For the record, we have recommended that individuals never post anything about themselves on Facebook, and we leave it to the reader to review Facebook’s agreements and policies to understand our position here. But, again, given that recent debacle, it shouldn’t be hard to understand why we take this position--one thatcould easily be applied to almost every other consumer-based online service today. Bottom line: You are their product, and the more they know about you, the more valuable you are--to them. And with no meaningful regulations (again, absent a GDPR-like law) in place, you are pretty much out of luck here with respect to your personal privacy--which, in fact, disappears and with your help, no less!

In effect, I’m arguing for opt-in only in any relationships between individuals and other individuals or groups when it comes to personally identifiable information. Simple as that.

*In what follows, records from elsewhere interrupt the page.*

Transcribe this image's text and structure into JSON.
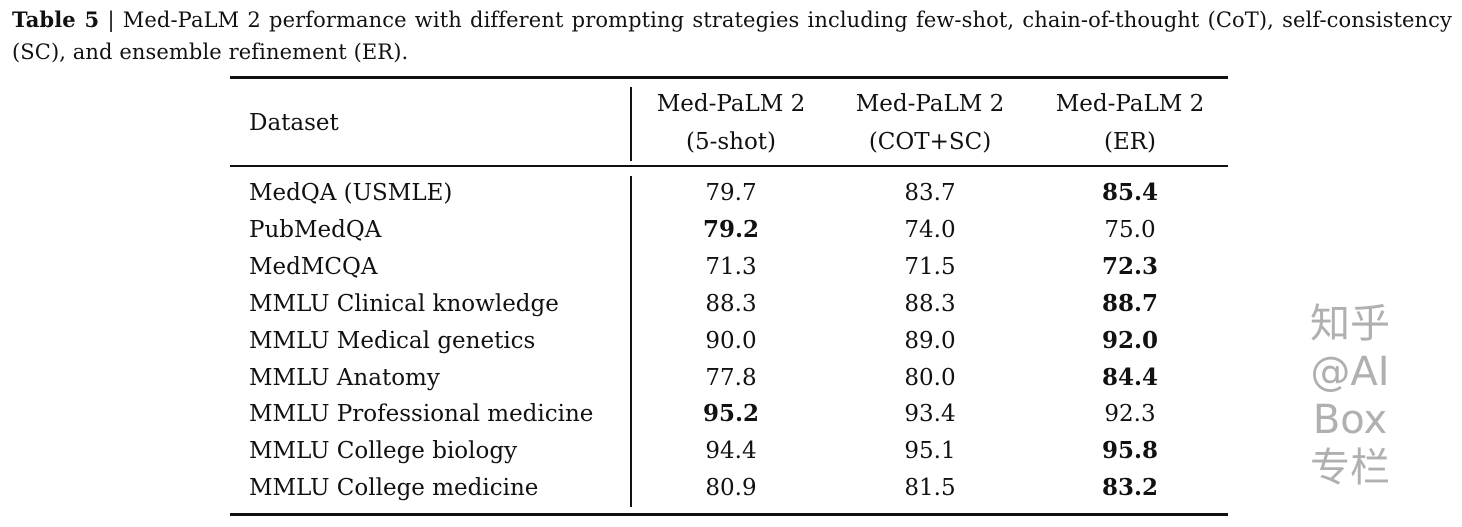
{
  "caption": {
    "label": "Table 5",
    "separator": "|",
    "text": "Med-PaLM 2 performance with different prompting strategies including few-shot, chain-of-thought (CoT), self-consistency (SC), and ensemble refinement (ER)."
  },
  "table": {
    "headers": [
      {
        "line1": "Dataset",
        "line2": ""
      },
      {
        "line1": "Med-PaLM 2",
        "line2": "(5-shot)"
      },
      {
        "line1": "Med-PaLM 2",
        "line2": "(COT+SC)"
      },
      {
        "line1": "Med-PaLM 2",
        "line2": "(ER)"
      }
    ],
    "rows": [
      {
        "dataset": "MedQA (USMLE)",
        "values": [
          "79.7",
          "83.7",
          "85.4"
        ],
        "bold": [
          false,
          false,
          true
        ]
      },
      {
        "dataset": "PubMedQA",
        "values": [
          "79.2",
          "74.0",
          "75.0"
        ],
        "bold": [
          true,
          false,
          false
        ]
      },
      {
        "dataset": "MedMCQA",
        "values": [
          "71.3",
          "71.5",
          "72.3"
        ],
        "bold": [
          false,
          false,
          true
        ]
      },
      {
        "dataset": "MMLU Clinical knowledge",
        "values": [
          "88.3",
          "88.3",
          "88.7"
        ],
        "bold": [
          false,
          false,
          true
        ]
      },
      {
        "dataset": "MMLU Medical genetics",
        "values": [
          "90.0",
          "89.0",
          "92.0"
        ],
        "bold": [
          false,
          false,
          true
        ]
      },
      {
        "dataset": "MMLU Anatomy",
        "values": [
          "77.8",
          "80.0",
          "84.4"
        ],
        "bold": [
          false,
          false,
          true
        ]
      },
      {
        "dataset": "MMLU Professional medicine",
        "values": [
          "95.2",
          "93.4",
          "92.3"
        ],
        "bold": [
          true,
          false,
          false
        ]
      },
      {
        "dataset": "MMLU College biology",
        "values": [
          "94.4",
          "95.1",
          "95.8"
        ],
        "bold": [
          false,
          false,
          true
        ]
      },
      {
        "dataset": "MMLU College medicine",
        "values": [
          "80.9",
          "81.5",
          "83.2"
        ],
        "bold": [
          false,
          false,
          true
        ]
      }
    ]
  },
  "watermark": "知乎 @AI Box专栏"
}
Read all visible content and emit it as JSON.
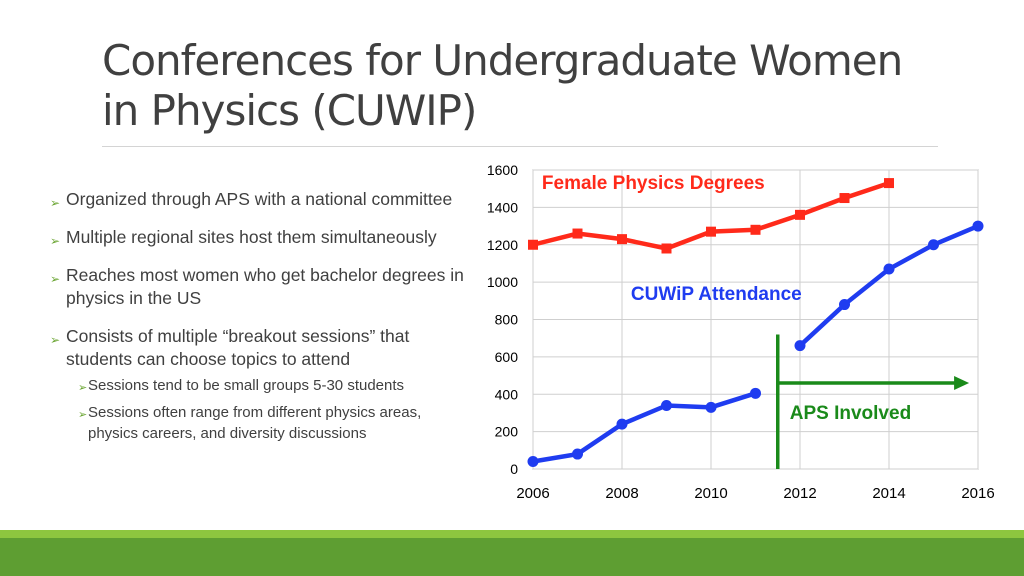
{
  "slide": {
    "title_line1": "Conferences for Undergraduate Women",
    "title_line2": "in Physics (CUWIP)"
  },
  "bullets": [
    {
      "text": "Organized through APS with a national committee"
    },
    {
      "text": "Multiple regional sites host them simultaneously"
    },
    {
      "text": "Reaches most women who get bachelor degrees in physics in the US"
    },
    {
      "text": "Consists of multiple “breakout sessions” that students can choose topics to attend"
    }
  ],
  "sub_bullets": [
    {
      "text": "Sessions tend to be small groups 5-30 students"
    },
    {
      "text": "Sessions often range from different physics areas, physics careers, and diversity discussions"
    }
  ],
  "colors": {
    "accent_green": "#6aa532",
    "female_series": "#ff2a1a",
    "cuwip_series": "#1f3cf0",
    "aps_marker": "#1a8a1a",
    "footer_dark": "#5e9e32",
    "footer_light": "#8dc63f"
  },
  "chart_data": {
    "type": "line",
    "title": "",
    "xlabel": "",
    "ylabel": "",
    "xlim": [
      2006,
      2016
    ],
    "ylim": [
      0,
      1600
    ],
    "x_ticks": [
      "2006",
      "2008",
      "2010",
      "2012",
      "2014",
      "2016"
    ],
    "y_ticks": [
      "0",
      "200",
      "400",
      "600",
      "800",
      "1000",
      "1200",
      "1400",
      "1600"
    ],
    "grid": true,
    "series": [
      {
        "name": "Female Physics Degrees",
        "marker": "square",
        "points": [
          [
            2006,
            1200
          ],
          [
            2007,
            1260
          ],
          [
            2008,
            1230
          ],
          [
            2009,
            1180
          ],
          [
            2010,
            1270
          ],
          [
            2011,
            1280
          ],
          [
            2012,
            1360
          ],
          [
            2013,
            1450
          ],
          [
            2014,
            1530
          ]
        ]
      },
      {
        "name": "CUWiP Attendance",
        "marker": "circle",
        "segments": [
          [
            [
              2006,
              40
            ],
            [
              2007,
              80
            ],
            [
              2008,
              240
            ],
            [
              2009,
              340
            ],
            [
              2010,
              330
            ],
            [
              2011,
              405
            ]
          ],
          [
            [
              2012,
              660
            ],
            [
              2013,
              880
            ],
            [
              2014,
              1070
            ],
            [
              2015,
              1200
            ],
            [
              2016,
              1300
            ]
          ]
        ]
      }
    ],
    "annotation": {
      "label": "APS Involved",
      "x": 2011.5,
      "line_from_y": 720,
      "line_to_y": 0,
      "arrow_y": 460,
      "arrow_to_x": 2015.8
    }
  }
}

You might think that most information isn’t all that interesting, but if, just for example, you’re a purveyor of Mac spyware or ransomware or worse, it might be interesting to know who’s using the Safari browser, which only runs on Apple products. That information can be obtained from a Website you think you can trust, but that's selling such data without so informing you. More than a few seemingly minor tidbits are indeed sensitive, and, to the degree that these elements identify a particular individual, the potential for damage to an innocent person is enormous. Just think: Your location right now could be in the hands of people you wouldn’t trust with a dime.

Many mistakenly assume that there is a Constitutional right to privacy stemming from the Fourth Amendment. However, the Constitution covers only the relationship between individuals and the government--not those between individuals or groups such as corporations. As such, new laws are required--ideally at the federal level, but let’s get started regardless.

At the root of all of this mess is, I believe, a fundamental failure at the societal level to address not security or privacy, but identity and authentication--or, the act of proving that you are whom you claim to be. Maybe, when you’re born, you should get a private key that’s yours for life. But such is a topic for another day; if I’ve just raised a tiny bit of awareness today, I’m happy--but just for now.